Most of the functions in the previous version have been implemented in the new one. Redirect code is in place, so if you have bookmarked a page on Mix’n’match, you should end up in the right place. One new function is the ability to sort and group the catalogs (almost 400 now!) on the main page (example).

As usual, feel free to browse the code (vue.js-based HTML and JavaScript, respectively). Issues (for the new interface, or Mix’n’match in general) go here.

Mix’n’match post-mortem

So this, as they say, happened.

On 2016-12-27, I received an update on a Mix’n’match catalog that someone had uploaded. That update had improved names and descriptions for the catalog. I try to avoid such updates, because I made the import function so I do not have to deal with every catalog myself, and also because the update process is entirely manual, therefore somewhat painful and error-prone, as we will see. Now, as I was on vacation, I was naturally in a hurry, and (as it turned out later) there were too many tabs in the tab-delimited update file.

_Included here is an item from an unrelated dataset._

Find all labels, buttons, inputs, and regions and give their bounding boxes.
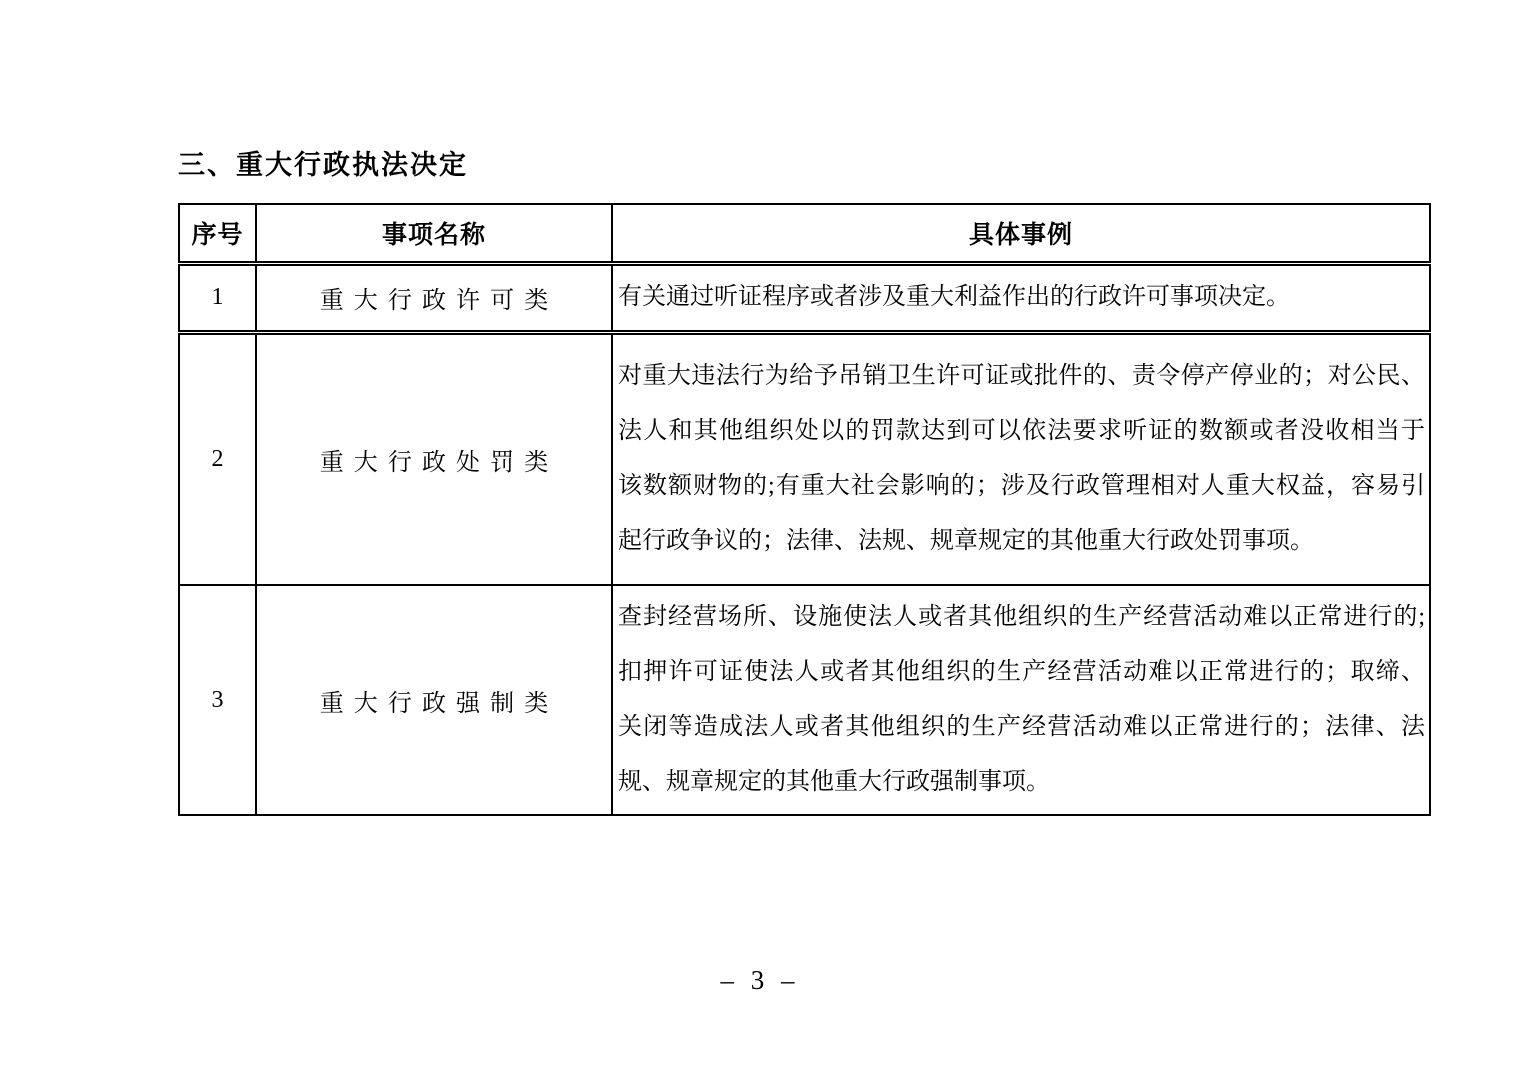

Long story short, something went wrong with the update. For some reason, some of the SQL commands I generated from the update file did not specify some details about which entry to update. Like, its ID, or the catalog. So when I checked what was taking so long, just short of 100% of Mix’n’match entries had the label “Kelvinator stove fault codes”, and the description “0”.

Backups, you say? Well, of course, but, look over there! /me runs for the hills

Well, not all was lost. Some of the large catalogs were still around from my original import. Also, my scraping scripts for specific catalogs generate JSON files with the data to import, and those are still around as well. There was also a SQL dump from 2015. That was a start.

Of course, I did not keep the catalogs imported through my web tool. Because they were safely stored in the database, you know? What could possibly go wrong? Thankfully, some people still had their original files around and gave them to me for updating the labels.

I also wrote a “re-scraping” script, which uses the external URLs I store for each entry in Mix’n’match, together with the external ID. Essentially, I get the respective web page, and write a few lines of code to parse the <title> tag, which often includes the label. This works for most catalogs.

So, at the time of writing, over 82% of labels in Mix’n’match have been successfully restored. That’s the good news.

The bad news is that the remaining ~17% are distributed across 133 catalogs. Some of these do not have URLs to scrape, some URLs don’t play nicely (session-based Java horrors, JS-only pages etc.), and the rest need site-specific <title> scraping code. Fixing those will take some time.

Apart from that, I fixed up a few things:

  • Database snapshots (SQL dump) will now be taken once a week
  • The snapshot from the previous week is preserved as well, in case damage went unnoticed
  • Catalogs that are uploaded through the import tool will be preserved as individual files

Other than the remaining entries that require fixing, Mix’n’match is open for business, and while my one-man-show is spread thin as usual, subsequent blunders should be easier to mitigate. Apologies for the inconvenience, and all that.